🤖 AI Summary
Despite safety alignment, large language models remain vulnerable to jailbreak attacks that elicit harmful outputs, yet the underlying mechanisms are poorly understood. This work proposes a three-stage analytical framework applied to the Gemma-2-2B model: first extracting concept-aligned tokens from adversarial responses, then identifying critical feature subsets within sparse autoencoders (SAEs) at each layer, and finally amplifying these features to assess their causal influence on harmful generation. By integrating subspace similarity, clustering, and hierarchical linking for feature grouping—alongside standardized LLM evaluation protocols—the study reveals, for the first time, that jailbreak vulnerabilities are concentrated in specific feature subsets within the model’s middle-to-late layers (layers 16–25).
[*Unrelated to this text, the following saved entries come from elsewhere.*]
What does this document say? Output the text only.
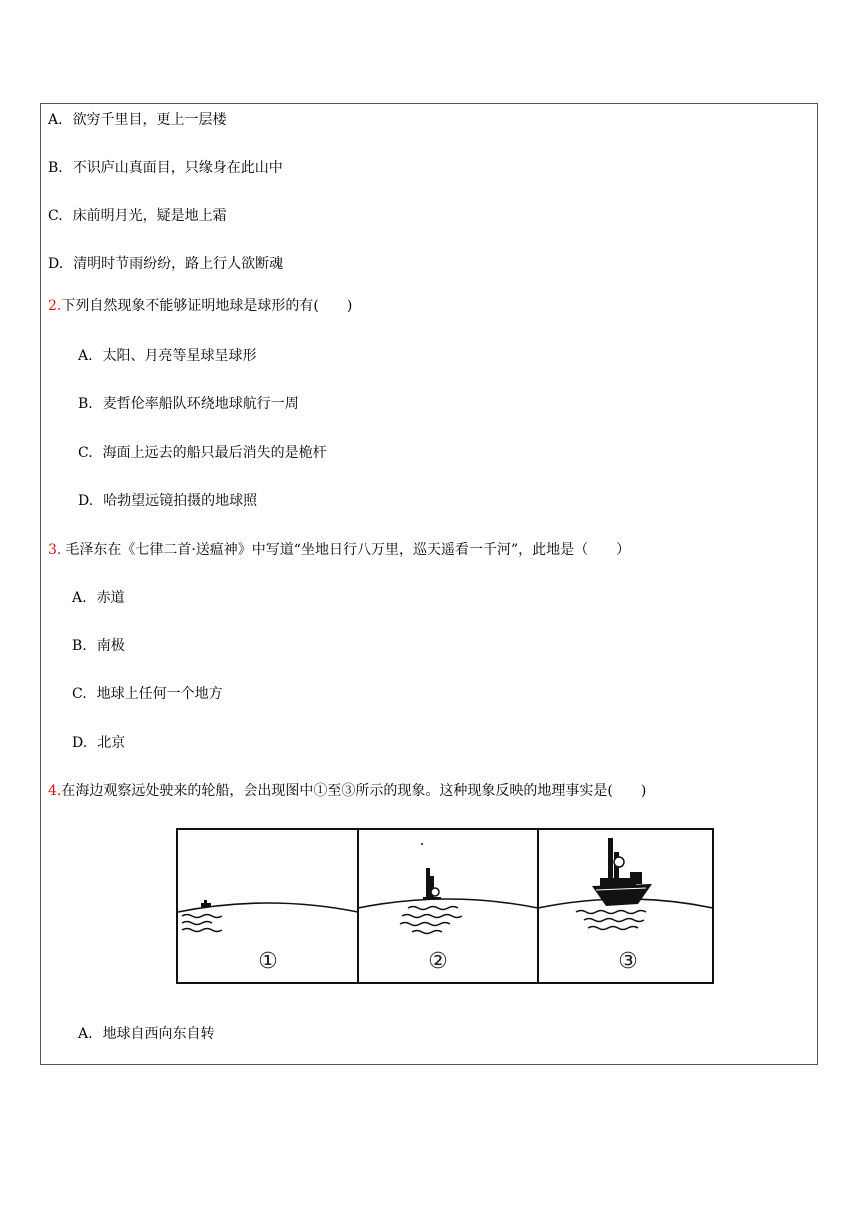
A. 欲穷千里目，更上一层楼
B. 不识庐山真面目，只缘身在此山中
C. 床前明月光，疑是地上霜
D. 清明时节雨纷纷，路上行人欲断魂
2.下列自然现象不能够证明地球是球形的有(　　)
A. 太阳、月亮等星球呈球形
B. 麦哲伦率船队环绕地球航行一周
C. 海面上远去的船只最后消失的是桅杆
D. 哈勃望远镜拍摄的地球照
3. 毛泽东在《七律二首·送瘟神》中写道“坐地日行八万里，巡天遥看一千河”，此地是（　　）
A. 赤道
B. 南极
C. 地球上任何一个地方
D. 北京
4.在海边观察远处驶来的轮船，会出现图中①至③所示的现象。这种现象反映的地理事实是(　　)
①	②	③
A. 地球自西向东自转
This finding demonstrates the layer-localized nature of such vulnerabilities and opens new avenues for feature-level adversarial defense.
📝 Abstract
Large language models (LLMs) can still be jailbroken into producing harmful outputs despite safety alignment. Existing attacks show this vulnerability, but not the internal mechanisms that cause it. This study asks whether jailbreak success is driven by identifiable internal features rather than prompts alone. We propose a three-stage pipeline for Gemma-2-2B using the BeaverTails dataset. First, we extract concept-aligned tokens from adversarial responses via subspace similarity. Second, we apply three feature-grouping strategies (cluster, hierarchical-linkage, and single-token-driven) to identify SAE feature subgroups for the aligned tokens across all 26 model layers. Third, we steer the model by amplifying the top features from each identified subgroup and measure the change in harmfulness score using a standardized LLM-judge scoring protocol. In all three approaches, the features in the layers [16-25] were relatively more vulnerable to steering. All three methods confirmed that mid to later layer feature subgroups are more responsible for unsafe outputs. These results provide evidence that the jailbreak vulnerability in Gemma-2-2B is localized to feature subgroups of mid to later layers, suggesting that targeted feature-level interventions may offer a more principled path to adversarial robustness than current prompt-level defenses.